2. **Twyman's Law:** Any figure that looks interesting or different is usually wrong. This is a critical check against false positives in innovation.
3. **Scalability:** To innovate effectively, the marginal cost of running an experiment must be lowered to near zero.
4. **OEC (Overall Evaluation Criterion):** Organizations must define a single, composite metric that aligns with long-term goals to avoid optimizing for short-term vanity metrics.

### Implications
This is the methodological "bible" for the UX strategies mentioned in Paper 4. It suggests that the "personalization" in Paper 2 and the "innovation" in Paper 5 must be rigorously tested. Without the frameworks Kohavi describes, banks risk implementing "innovations" that degrade user value.

### Limitations
- **Tech-Giant Bias:** The methods are derived from Google/Microsoft, which have massive traffic volumes.

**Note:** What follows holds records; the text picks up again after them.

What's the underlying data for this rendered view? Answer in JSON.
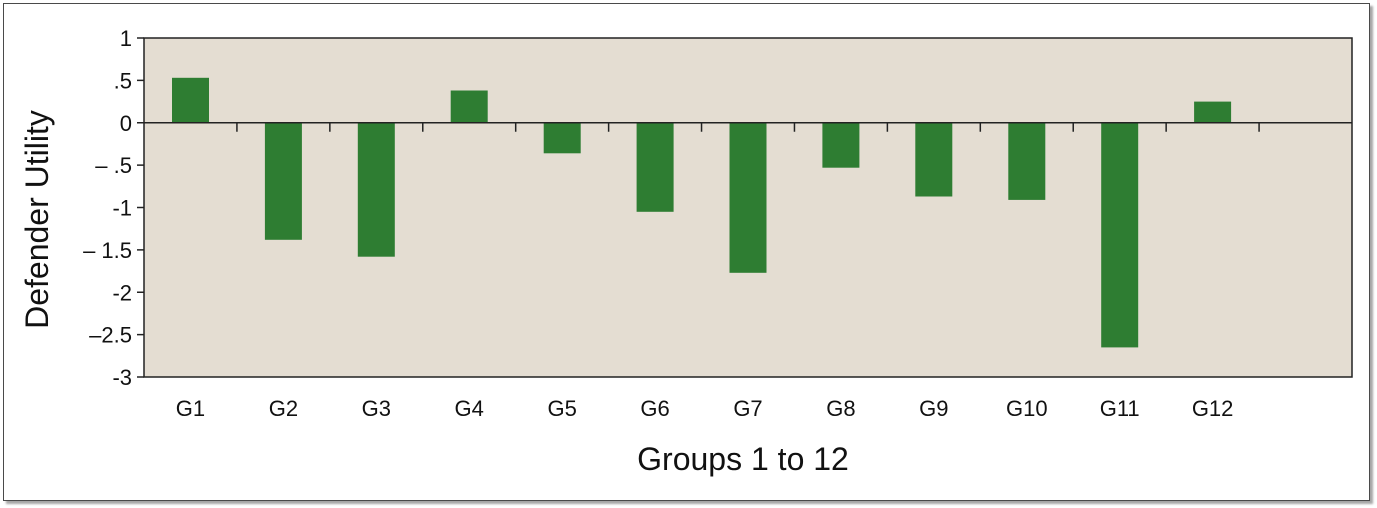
{
  "chart_data": {
    "type": "bar",
    "categories": [
      "G1",
      "G2",
      "G3",
      "G4",
      "G5",
      "G6",
      "G7",
      "G8",
      "G9",
      "G10",
      "G11",
      "G12"
    ],
    "values": [
      0.53,
      -1.38,
      -1.58,
      0.38,
      -0.36,
      -1.05,
      -1.77,
      -0.53,
      -0.87,
      -0.91,
      -2.65,
      0.25
    ],
    "title": "",
    "xlabel": "Groups 1 to 12",
    "ylabel": "Defender Utility",
    "ylim": [
      -3,
      1
    ],
    "ytick_values": [
      1,
      0.5,
      0,
      -0.5,
      -1,
      -1.5,
      -2,
      -2.5,
      -3
    ],
    "ytick_labels": [
      "1",
      ".5",
      "0",
      "– .5",
      "-1",
      "– 1.5",
      "-2",
      "–2.5",
      "-3"
    ],
    "grid": false,
    "legend": "none",
    "colors": {
      "bar": "#2e7d32",
      "plot_bg": "#e4ddd2",
      "axis": "#222222"
    }
  }
}
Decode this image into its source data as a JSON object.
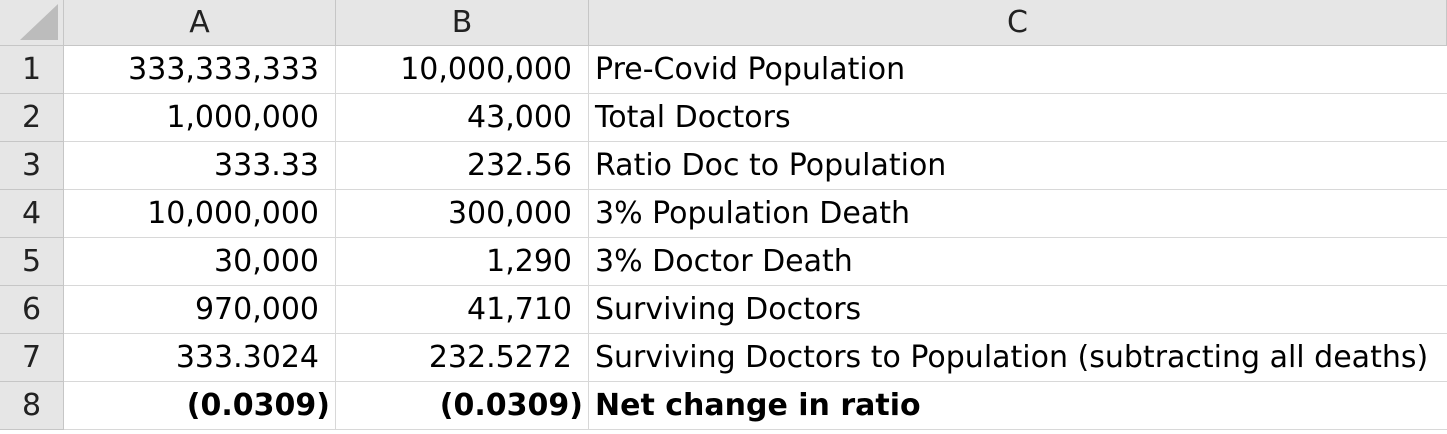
{
  "columns": [
    "A",
    "B",
    "C"
  ],
  "rows": [
    {
      "num": "1",
      "a": "333,333,333",
      "b": "10,000,000",
      "c": "Pre-Covid Population",
      "bold": false
    },
    {
      "num": "2",
      "a": "1,000,000",
      "b": "43,000",
      "c": "Total Doctors",
      "bold": false
    },
    {
      "num": "3",
      "a": "333.33",
      "b": "232.56",
      "c": "Ratio Doc to Population",
      "bold": false
    },
    {
      "num": "4",
      "a": "10,000,000",
      "b": "300,000",
      "c": "3% Population Death",
      "bold": false
    },
    {
      "num": "5",
      "a": "30,000",
      "b": "1,290",
      "c": "3% Doctor Death",
      "bold": false
    },
    {
      "num": "6",
      "a": "970,000",
      "b": "41,710",
      "c": "Surviving Doctors",
      "bold": false
    },
    {
      "num": "7",
      "a": "333.3024",
      "b": "232.5272",
      "c": "Surviving Doctors to Population (subtracting all deaths)",
      "bold": false
    },
    {
      "num": "8",
      "a": "(0.0309)",
      "b": "(0.0309)",
      "c": "Net change in ratio",
      "bold": true
    }
  ],
  "colors": {
    "header_bg": "#e6e6e6",
    "gridline": "#d8d8d8"
  }
}
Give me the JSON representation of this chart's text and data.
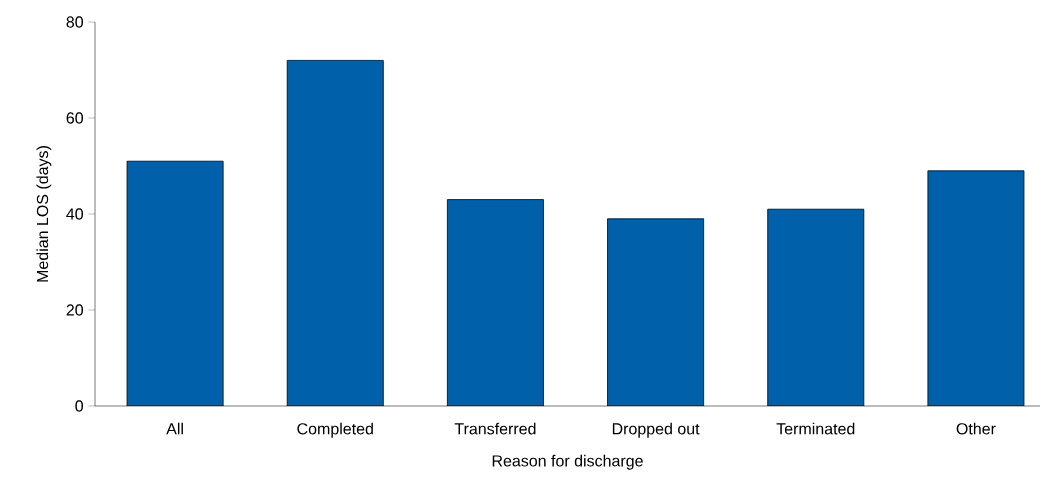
{
  "chart_data": {
    "type": "bar",
    "xlabel": "Reason for discharge",
    "ylabel": "Median LOS (days)",
    "categories": [
      "All",
      "Completed",
      "Transferred",
      "Dropped out",
      "Terminated",
      "Other"
    ],
    "values": [
      51,
      72,
      43,
      39,
      41,
      49
    ],
    "color": "#0060aa",
    "ylim": [
      0,
      80
    ],
    "yticks": [
      0,
      20,
      40,
      60,
      80
    ]
  }
}
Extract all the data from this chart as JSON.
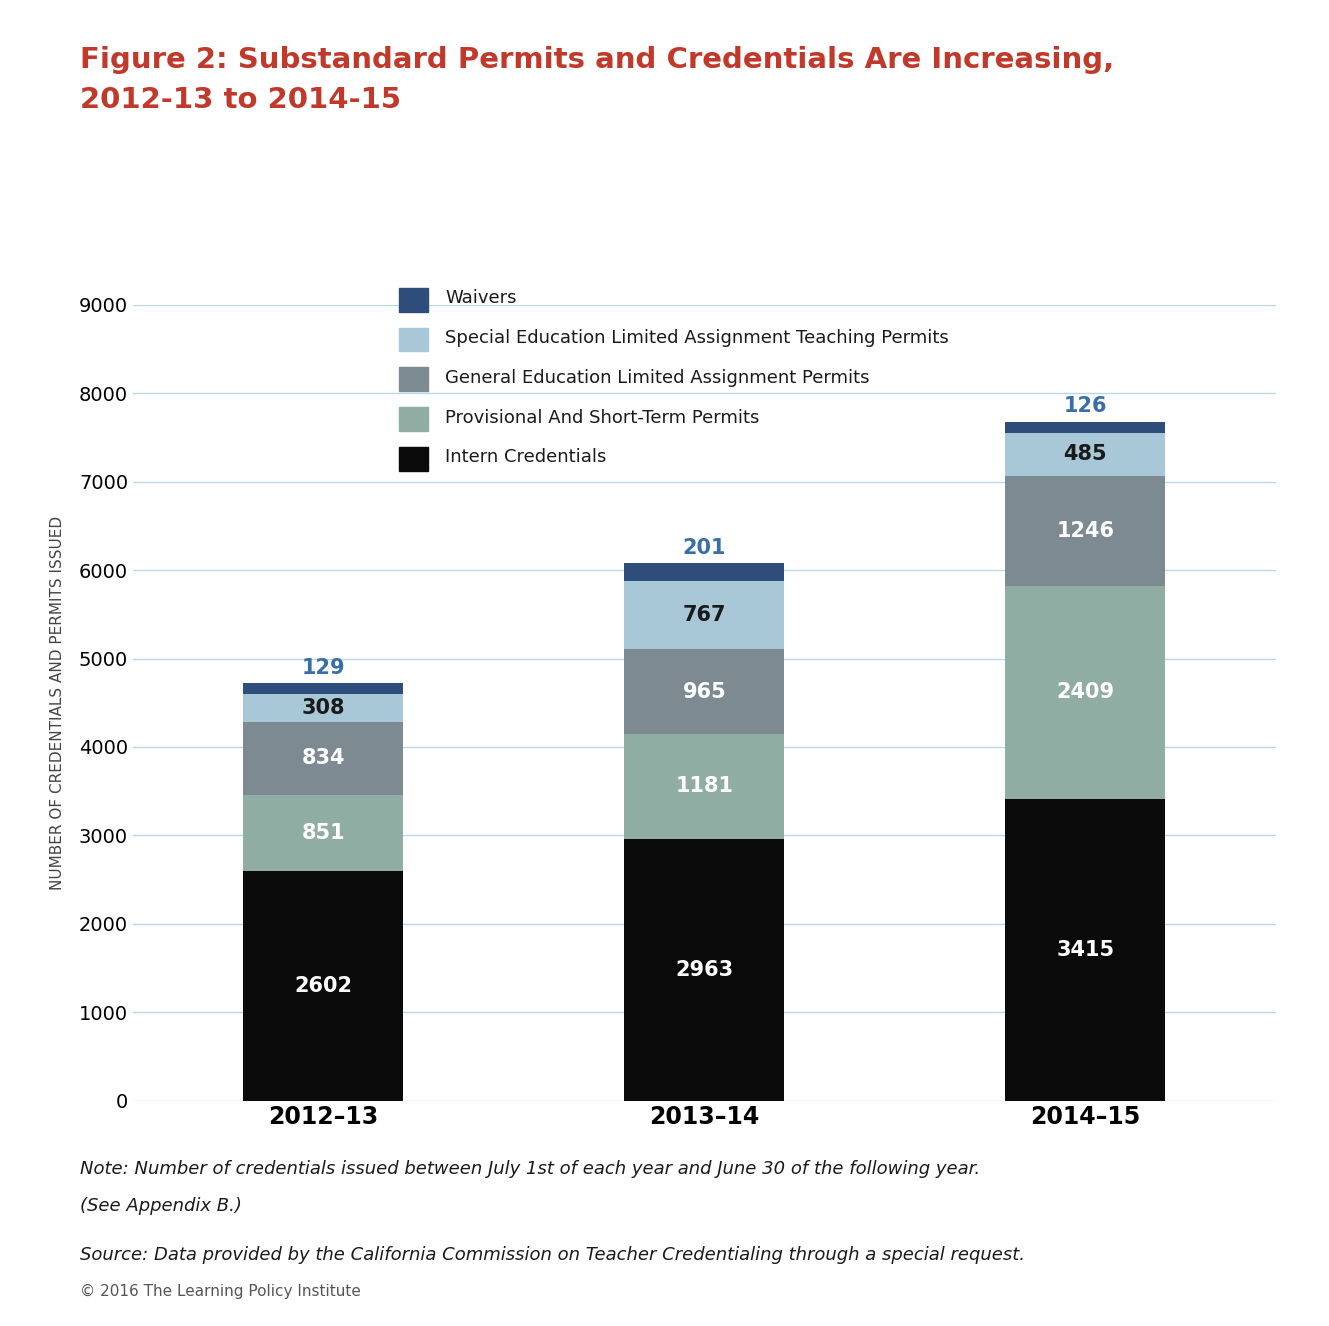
{
  "title_line1": "Figure 2: Substandard Permits and Credentials Are Increasing,",
  "title_line2": "2012-13 to 2014-15",
  "title_color": "#c0392b",
  "categories": [
    "2012–13",
    "2013–14",
    "2014–15"
  ],
  "series": [
    {
      "label": "Intern Credentials",
      "color": "#0a0a0a",
      "values": [
        2602,
        2963,
        3415
      ],
      "text_color": "#ffffff"
    },
    {
      "label": "Provisional And Short-Term Permits",
      "color": "#8fada3",
      "values": [
        851,
        1181,
        2409
      ],
      "text_color": "#ffffff"
    },
    {
      "label": "General Education Limited Assignment Permits",
      "color": "#7d8a92",
      "values": [
        834,
        965,
        1246
      ],
      "text_color": "#ffffff"
    },
    {
      "label": "Special Education Limited Assignment Teaching Permits",
      "color": "#a8c8d8",
      "values": [
        308,
        767,
        485
      ],
      "text_color": "#1a1a1a"
    },
    {
      "label": "Waivers",
      "color": "#2e4d7b",
      "values": [
        129,
        201,
        126
      ],
      "text_color": "#3a6ea8",
      "label_color": "#3a6ea8"
    }
  ],
  "ylabel": "NUMBER OF CREDENTIALS AND PERMITS ISSUED",
  "ylim": [
    0,
    9000
  ],
  "yticks": [
    0,
    1000,
    2000,
    3000,
    4000,
    5000,
    6000,
    7000,
    8000,
    9000
  ],
  "grid_color": "#b8d8e8",
  "background_color": "#ffffff",
  "bar_width": 0.42,
  "note_line1": "Note: Number of credentials issued between July 1st of each year and June 30 of the following year.",
  "note_line2": "(See Appendix B.)",
  "source_line": "Source: Data provided by the California Commission on Teacher Credentialing through a special request.",
  "copyright_line": "© 2016 The Learning Policy Institute",
  "legend_order": [
    "Waivers",
    "Special Education Limited Assignment Teaching Permits",
    "General Education Limited Assignment Permits",
    "Provisional And Short-Term Permits",
    "Intern Credentials"
  ]
}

Applying these statistical significance thresholds to smaller FinTech startups or B2B banking apps with lower traffic is challenging.

### Notable Citations
- **Twyman's Law:** A key concept for data validity.

### Relevance to Your Research
**Score:** ⭐⭐⭐⭐⭐ (5/5)
**Why:** Provides the *scientific rigor* required for the research. It bridges the gap between "having an idea" (Paper 5) and "proving it works" (Paper 7).

---